Les entrepreneurs et les employés potentiels me posent toujours la même question : Y a-t-il encore de l'espace pour construire des applications d'IA ? Ou OpenAI et Anthropic vont-ils tout éliminer ?

Cette question cache une forme particulière d'« anxiété IA ». Certains ont déjà conclu que pour éviter de rester en permanence au bas de l'échelle, la seule place durable est soit à l'intérieur de grands laboratoires, soit dans des domaines de pointe comme la robotique ou la technologie dure — en théorie, tout ce qui ne peut pas être « touché » par un laboratoire.

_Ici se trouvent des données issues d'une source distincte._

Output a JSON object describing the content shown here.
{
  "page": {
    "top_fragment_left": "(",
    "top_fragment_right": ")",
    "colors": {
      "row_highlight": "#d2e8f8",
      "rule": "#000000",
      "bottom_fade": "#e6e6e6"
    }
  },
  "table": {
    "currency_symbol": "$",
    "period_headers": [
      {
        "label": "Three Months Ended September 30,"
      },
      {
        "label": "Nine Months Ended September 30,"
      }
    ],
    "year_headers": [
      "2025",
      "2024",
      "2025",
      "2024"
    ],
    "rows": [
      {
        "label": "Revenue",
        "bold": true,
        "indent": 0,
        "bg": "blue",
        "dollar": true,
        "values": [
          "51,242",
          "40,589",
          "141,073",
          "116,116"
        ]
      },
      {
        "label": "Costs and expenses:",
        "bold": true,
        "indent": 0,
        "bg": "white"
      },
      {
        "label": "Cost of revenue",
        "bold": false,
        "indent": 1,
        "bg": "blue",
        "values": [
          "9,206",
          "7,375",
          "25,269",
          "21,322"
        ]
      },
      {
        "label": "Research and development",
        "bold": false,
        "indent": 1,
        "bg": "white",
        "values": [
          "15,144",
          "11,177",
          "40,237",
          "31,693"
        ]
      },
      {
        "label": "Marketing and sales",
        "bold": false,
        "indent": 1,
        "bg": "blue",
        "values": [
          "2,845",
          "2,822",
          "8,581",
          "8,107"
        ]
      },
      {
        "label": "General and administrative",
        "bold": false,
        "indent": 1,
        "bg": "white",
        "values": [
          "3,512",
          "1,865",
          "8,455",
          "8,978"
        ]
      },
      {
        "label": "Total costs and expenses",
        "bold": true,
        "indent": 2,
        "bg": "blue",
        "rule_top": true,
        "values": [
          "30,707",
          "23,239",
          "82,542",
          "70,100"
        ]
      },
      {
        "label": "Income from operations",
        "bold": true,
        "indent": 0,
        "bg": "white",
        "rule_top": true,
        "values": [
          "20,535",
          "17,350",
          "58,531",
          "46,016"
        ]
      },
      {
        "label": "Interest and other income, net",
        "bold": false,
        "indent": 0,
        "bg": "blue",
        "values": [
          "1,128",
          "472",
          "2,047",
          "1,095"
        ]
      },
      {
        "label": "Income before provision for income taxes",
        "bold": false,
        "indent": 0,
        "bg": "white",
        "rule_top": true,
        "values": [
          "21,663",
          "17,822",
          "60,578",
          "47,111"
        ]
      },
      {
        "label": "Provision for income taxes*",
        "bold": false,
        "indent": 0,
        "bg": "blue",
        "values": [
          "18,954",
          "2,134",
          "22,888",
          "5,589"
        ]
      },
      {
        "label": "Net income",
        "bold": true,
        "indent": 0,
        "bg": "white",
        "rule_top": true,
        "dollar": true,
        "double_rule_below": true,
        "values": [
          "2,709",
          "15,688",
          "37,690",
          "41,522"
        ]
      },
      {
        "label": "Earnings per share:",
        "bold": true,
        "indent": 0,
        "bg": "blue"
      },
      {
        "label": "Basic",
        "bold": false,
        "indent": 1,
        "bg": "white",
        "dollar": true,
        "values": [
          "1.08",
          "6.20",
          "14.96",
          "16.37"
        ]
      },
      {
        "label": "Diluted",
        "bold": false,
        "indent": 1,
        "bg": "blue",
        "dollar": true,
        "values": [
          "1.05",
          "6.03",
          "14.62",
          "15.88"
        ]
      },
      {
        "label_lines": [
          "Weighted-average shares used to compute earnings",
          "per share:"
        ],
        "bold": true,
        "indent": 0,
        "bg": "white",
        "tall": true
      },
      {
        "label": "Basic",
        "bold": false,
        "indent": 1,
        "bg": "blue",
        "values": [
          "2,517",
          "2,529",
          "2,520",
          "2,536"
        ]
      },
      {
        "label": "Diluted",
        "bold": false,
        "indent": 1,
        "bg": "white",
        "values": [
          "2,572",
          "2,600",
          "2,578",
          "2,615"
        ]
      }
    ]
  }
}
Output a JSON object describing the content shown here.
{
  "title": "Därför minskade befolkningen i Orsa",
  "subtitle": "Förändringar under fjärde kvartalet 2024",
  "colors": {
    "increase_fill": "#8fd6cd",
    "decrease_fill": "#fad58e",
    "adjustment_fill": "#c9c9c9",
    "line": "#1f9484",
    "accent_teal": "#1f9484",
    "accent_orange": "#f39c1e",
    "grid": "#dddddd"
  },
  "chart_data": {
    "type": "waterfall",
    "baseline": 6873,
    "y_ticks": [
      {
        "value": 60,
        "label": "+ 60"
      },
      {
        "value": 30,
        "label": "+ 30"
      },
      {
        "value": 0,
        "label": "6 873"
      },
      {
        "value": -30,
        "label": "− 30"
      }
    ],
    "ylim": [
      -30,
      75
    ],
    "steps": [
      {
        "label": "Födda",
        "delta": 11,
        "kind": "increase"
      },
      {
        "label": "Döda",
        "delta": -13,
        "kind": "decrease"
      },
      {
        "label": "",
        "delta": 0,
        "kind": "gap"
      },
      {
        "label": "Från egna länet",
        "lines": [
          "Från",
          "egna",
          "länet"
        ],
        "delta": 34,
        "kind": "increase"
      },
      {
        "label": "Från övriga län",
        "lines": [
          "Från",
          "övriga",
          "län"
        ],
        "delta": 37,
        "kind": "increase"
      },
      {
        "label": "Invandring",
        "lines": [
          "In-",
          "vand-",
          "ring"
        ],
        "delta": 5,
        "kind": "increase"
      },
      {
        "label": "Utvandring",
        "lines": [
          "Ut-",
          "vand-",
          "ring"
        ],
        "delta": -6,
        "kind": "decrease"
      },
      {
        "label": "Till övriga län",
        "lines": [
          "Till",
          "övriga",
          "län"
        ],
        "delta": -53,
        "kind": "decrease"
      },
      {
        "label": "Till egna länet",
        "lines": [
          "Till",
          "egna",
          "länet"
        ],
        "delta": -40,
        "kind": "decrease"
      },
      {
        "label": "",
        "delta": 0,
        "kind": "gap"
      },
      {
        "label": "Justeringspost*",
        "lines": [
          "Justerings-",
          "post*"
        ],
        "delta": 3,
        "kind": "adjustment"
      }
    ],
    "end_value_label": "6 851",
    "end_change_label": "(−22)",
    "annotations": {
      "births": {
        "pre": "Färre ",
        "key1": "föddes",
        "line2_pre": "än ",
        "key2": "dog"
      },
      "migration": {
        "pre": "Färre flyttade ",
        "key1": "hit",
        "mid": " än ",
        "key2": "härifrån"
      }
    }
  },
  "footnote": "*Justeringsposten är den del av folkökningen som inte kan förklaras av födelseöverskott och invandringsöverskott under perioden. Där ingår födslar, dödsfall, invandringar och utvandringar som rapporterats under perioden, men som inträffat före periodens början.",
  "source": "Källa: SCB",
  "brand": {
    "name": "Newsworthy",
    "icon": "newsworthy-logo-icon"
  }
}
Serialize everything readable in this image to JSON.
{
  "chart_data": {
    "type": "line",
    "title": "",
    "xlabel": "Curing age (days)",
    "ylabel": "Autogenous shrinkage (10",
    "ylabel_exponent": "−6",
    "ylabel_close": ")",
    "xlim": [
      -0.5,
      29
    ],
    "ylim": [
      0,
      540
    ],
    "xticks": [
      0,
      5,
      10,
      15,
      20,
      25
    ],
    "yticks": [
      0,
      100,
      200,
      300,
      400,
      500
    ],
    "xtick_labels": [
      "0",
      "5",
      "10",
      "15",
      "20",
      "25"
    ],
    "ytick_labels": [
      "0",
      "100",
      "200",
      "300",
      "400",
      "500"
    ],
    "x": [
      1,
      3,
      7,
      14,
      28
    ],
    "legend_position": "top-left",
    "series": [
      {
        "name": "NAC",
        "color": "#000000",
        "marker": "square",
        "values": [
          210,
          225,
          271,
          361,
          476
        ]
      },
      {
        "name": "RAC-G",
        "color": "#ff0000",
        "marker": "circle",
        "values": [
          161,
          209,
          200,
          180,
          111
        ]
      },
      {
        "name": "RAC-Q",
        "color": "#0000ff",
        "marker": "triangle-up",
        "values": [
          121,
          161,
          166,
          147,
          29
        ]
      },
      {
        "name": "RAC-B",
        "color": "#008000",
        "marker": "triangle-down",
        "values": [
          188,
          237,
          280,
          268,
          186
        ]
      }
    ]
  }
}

Si chaque logiciel va bientôt être avalé, que ce soit remplacé directement par Codex ou Claude, ou que les futurs modèles rendent tout ce que vous construisez inutile, alors fuyez vite !

Écoutez, je suis presque comme tout le monde un fervent de l'IA, mais je pense qu'ils n'ont raison qu'à moitié. Les laboratoires rongent effectivement une grande partie du territoire applicatif. Mais « la couche d'application » n'est pas une opportunité unique et homogène. La bonne façon de penser est : êtes-vous sur la « route en briques jaunes » (Yellow Brick Road), ou dans d'autres parties du Pays d'Oz (Oz) ?

La route en briques jaunes est notre nom pour le chemin emprunté par les laboratoires, qui y investissent des ressources énormes. La raison pour laquelle ils sont bien placés pour résoudre des problèmes comme la génération de code, l'écriture ou la création d'images, c'est que ces problèmes s'améliorent avec l'« aptitude brute » des modèles : chaque dollar investi dans le pré-entraînement et le post-entraînement améliore directement la qualité du produit.

Parallèlement, les autres régions du Pays d'Oz regorgent de problèmes plus complexes, souvent dans des domaines verticaux. Ces problèmes ne se résument pas à fournir aux entreprises un « outil universel » avec des outils standards et un accès informatique.

Leur valeur ne vient pas tant de la capacité brute du modèle (même si c'est important !), mais plutôt de la structure de support (scaffolding) qui l'entoure, cette architecture qui rend les sorties fiables, conformes et exploitables dans des secteurs spécifiques.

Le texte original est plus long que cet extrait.